Blog de Hildy
El cine vive en la nostalgia del pasado reciclado: lo viejo y lo nuevo en Poltergeist, Mad Max, Tomorrowland, Jurassic World y Star Wars
Algo parecido, da la sensación, piensan los cineastas, que no sólo vienen reciclando viejas fórmulas de probado éxito, entregando secuelas, reboots, remakes y spin-offs varios, pensando en las nuevas generaciones, sino, paradójicamente, también y sobre todo, en las antiguas. Se ve que son bien conscientes de que en estos tiempos nuestros los países pudientes cada vez aportan menos niños, ni siquiera se asegura el recambio generacional, pero los padres –si es que son padres–, ahí están, añorando las películas que disfrutaban en su infancia o adolescencia. De modo que el planteamiento es ofrecer pelis que puedan ver los niños, aun teniendo en cuenta lo saturados que están de contenidos audiovisuales varios, pero aún más los padres, o sea, que les apetezca a los padres el llevarles a verlas, y que despierten ciertas sensaciones agradables de antaño en los espectadores que van cumpliendo años.
A la hora de ofrecer un nuevo Poltergeist basta con cambiar teles de tubo por teles de plasma, y añadir un dron, o cambiar Jurassic Park por Jurassic World. En casos como Mad Max se logra superar con el mismo director original, las cintas protagonizadas “in illo tempore” por Mel Gibson.

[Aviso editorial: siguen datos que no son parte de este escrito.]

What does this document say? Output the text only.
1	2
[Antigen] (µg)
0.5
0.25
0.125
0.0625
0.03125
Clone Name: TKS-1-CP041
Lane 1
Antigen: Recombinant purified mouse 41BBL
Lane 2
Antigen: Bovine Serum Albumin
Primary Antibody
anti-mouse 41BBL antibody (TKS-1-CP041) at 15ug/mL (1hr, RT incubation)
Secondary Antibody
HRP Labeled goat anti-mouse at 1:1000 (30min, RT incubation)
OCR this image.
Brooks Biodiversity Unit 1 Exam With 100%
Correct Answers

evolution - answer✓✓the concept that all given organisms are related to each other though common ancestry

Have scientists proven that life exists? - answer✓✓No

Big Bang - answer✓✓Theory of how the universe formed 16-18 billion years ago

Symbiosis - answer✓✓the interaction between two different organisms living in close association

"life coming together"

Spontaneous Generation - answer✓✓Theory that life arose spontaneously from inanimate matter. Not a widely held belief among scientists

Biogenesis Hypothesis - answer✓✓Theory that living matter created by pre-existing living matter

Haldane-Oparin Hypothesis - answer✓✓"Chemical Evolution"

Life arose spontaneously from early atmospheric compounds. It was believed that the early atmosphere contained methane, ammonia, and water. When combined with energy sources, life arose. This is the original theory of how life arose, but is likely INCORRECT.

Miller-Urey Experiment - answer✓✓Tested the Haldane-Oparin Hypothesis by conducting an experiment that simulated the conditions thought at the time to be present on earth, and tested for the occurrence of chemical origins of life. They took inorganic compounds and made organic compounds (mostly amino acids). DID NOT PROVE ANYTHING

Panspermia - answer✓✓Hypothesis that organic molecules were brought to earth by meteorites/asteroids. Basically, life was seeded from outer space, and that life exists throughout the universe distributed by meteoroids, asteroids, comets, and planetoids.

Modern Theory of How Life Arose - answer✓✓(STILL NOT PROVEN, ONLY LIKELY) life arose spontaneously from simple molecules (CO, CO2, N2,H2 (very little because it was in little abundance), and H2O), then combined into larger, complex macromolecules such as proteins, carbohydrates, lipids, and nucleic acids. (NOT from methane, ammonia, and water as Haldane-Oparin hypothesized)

La jugada está muy que requetepensada, aunque no siempre sale como se esperaba. Pienso que Walt Disney ha sabido agarrar las franquicias de los superhéroes Marvel y Star Wars, donde esta conjunción planetaria de lo nuevo y lo viejo se da bastante bien. Pero el día del mañana puede deparar sorpresas, y el ejercicio de añoranza de la muy reciente Tomorrowland no ha acabado de funcionar del modo deseado. Cierto que el cine es inversión de riesgo, y que por mucho que amarres, nunca sabes lo que puede ocurrir al día siguiente, no acabamos de conocer a los espectadores, no acabamos de conocernos a nosotros mismos.